According to Radhika Dirks, Partner at Xlabs.ai, when artificial intelligence applications move beyond mimicking human intelligence to going beyond human intelligence, you start beginning to think about designing hardware differently. Radhika took DNA as an example, looking at how “it computes.” She explained that nature provides an elegant solution where storage, coding and processing happens in the same hardware. Nonetheless, she pondered, “is the reduction of a human neuron to 1’s, 0’s and binary output really the right way to bottle it? How would hardware look like when we start developing for the future?” According to Radhika, AI applications that are solving for the the past are not waiting for hardware to catch up. On the other hard, AI application that are trying to solve for future problems are absolutely waiting for hardware to catch up.
For Mark Jacobstein, Chief User Engagement Officer at Guardant Health, those in the medical fields are definitely waiting for hardware advances in AI. Chronic disease management and other areas that can be managed with continuous monitoring are areas waiting for advances. Pieces of hardware exist to monitor the glucose level of diabetic patient continuously. Similarly, a pulse oximeter can be used to measure the blood and oxygen levels of someone who suffers from COPD. But according Mark, the current hardware versions are not tiny, not sexy, and not easy to wear, and advances are at least 5-7 years out. Machine learning will be critical in diagnosis and crisis aversion. The continuous monitoring piece is a sensor problem- it’s hardware.
From Luke Tang’s perspective, it’s all relative: you can argue both ways. Luke, the General Manager at TechCode AI Accelerator, explains that for existing hardware, they are waiting for new algorithms (software) that can train with smaller data sets or maybe do unsupervised learning. For existing algorithms, we’re waiting for better hardware. For example, for deep reasoning, we need to improve the hardware for better access to memory and to store complex data sets and models.
While not completely disagreeing with the other panelists, Greg Reichow, General Partner, Eclipse Ventures and former VP of Manufacturing at Tesla Motors, offers a counterpoint. According to Greg, there’s another subtle part to this discussion that comes from looking at the problems being solved now and how effectively we are using the hardware. He concludes that it’s pretty awful, that is, we are not really effectively using the CPU power that we have today. Even when we try to optimize, for example with, dedicated machine learning rigs, the actual percentage effective use of the theoretical processing power is pretty low.

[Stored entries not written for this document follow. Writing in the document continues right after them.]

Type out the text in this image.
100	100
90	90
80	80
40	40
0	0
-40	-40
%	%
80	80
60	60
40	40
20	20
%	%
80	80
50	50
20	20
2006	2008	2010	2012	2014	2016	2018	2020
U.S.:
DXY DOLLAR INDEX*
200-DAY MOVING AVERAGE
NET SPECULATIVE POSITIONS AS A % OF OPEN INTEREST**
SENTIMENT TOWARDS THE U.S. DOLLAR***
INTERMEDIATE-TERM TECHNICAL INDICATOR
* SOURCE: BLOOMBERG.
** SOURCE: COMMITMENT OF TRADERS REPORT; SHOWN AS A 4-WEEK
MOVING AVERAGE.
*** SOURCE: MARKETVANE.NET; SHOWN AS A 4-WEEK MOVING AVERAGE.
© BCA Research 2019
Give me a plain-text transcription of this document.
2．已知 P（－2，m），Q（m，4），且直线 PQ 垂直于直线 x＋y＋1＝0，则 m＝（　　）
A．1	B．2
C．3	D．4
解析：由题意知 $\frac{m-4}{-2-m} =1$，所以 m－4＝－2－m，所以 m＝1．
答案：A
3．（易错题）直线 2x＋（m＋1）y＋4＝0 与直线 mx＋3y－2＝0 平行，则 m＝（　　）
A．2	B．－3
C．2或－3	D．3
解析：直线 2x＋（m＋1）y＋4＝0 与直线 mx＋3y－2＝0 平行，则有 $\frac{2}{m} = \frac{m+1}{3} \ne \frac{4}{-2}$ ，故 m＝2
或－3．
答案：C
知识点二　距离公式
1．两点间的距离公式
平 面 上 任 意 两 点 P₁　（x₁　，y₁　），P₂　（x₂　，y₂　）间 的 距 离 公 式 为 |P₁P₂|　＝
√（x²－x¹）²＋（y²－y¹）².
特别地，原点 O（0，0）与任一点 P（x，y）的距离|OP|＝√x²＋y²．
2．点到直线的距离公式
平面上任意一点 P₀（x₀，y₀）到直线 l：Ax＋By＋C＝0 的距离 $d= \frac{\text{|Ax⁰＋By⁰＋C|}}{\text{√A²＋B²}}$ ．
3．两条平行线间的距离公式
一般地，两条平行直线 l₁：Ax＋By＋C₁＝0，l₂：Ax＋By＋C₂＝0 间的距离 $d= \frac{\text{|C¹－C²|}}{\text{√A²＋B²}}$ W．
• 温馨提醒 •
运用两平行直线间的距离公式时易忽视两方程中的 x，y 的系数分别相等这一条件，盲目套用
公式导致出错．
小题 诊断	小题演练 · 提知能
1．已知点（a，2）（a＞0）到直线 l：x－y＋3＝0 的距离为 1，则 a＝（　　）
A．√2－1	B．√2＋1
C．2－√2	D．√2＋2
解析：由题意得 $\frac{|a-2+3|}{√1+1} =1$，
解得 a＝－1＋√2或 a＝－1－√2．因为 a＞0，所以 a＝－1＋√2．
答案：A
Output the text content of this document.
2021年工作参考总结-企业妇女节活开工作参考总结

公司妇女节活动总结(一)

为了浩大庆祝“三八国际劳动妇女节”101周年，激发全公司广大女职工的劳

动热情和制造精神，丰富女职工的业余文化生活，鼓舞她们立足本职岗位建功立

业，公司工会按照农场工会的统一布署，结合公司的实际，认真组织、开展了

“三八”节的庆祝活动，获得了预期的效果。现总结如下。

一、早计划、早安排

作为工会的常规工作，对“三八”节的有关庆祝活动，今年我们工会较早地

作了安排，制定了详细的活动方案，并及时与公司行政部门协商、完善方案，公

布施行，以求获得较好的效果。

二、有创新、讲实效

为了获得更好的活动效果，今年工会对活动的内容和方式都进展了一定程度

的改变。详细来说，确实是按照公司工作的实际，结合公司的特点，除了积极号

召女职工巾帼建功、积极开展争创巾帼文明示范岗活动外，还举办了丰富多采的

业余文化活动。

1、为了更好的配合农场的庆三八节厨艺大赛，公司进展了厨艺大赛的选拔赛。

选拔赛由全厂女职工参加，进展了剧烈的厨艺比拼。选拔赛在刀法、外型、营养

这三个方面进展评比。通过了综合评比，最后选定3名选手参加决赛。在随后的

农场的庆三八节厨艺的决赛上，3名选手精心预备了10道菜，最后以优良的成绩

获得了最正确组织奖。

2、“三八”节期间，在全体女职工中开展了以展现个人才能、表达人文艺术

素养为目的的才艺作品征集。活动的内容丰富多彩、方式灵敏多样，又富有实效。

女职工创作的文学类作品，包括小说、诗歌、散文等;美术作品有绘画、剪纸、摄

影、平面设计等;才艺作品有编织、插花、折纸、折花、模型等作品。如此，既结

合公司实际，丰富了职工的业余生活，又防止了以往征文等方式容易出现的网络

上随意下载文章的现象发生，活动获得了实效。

Greg thinks that there is a lot of of thinking to do about how the software and the architecture can better utilize the hardware. The thinking goes to what kinds of algorithms are we trying to develop and how they actually function, and what they imply for the hardware and software that will solve those problems. As Greg notes, there are lots of problems, lots of variables, and how we solve for them, whether it be quantum computing, the next hardware platform, etc.– different algorithms will be an important part of making hardware.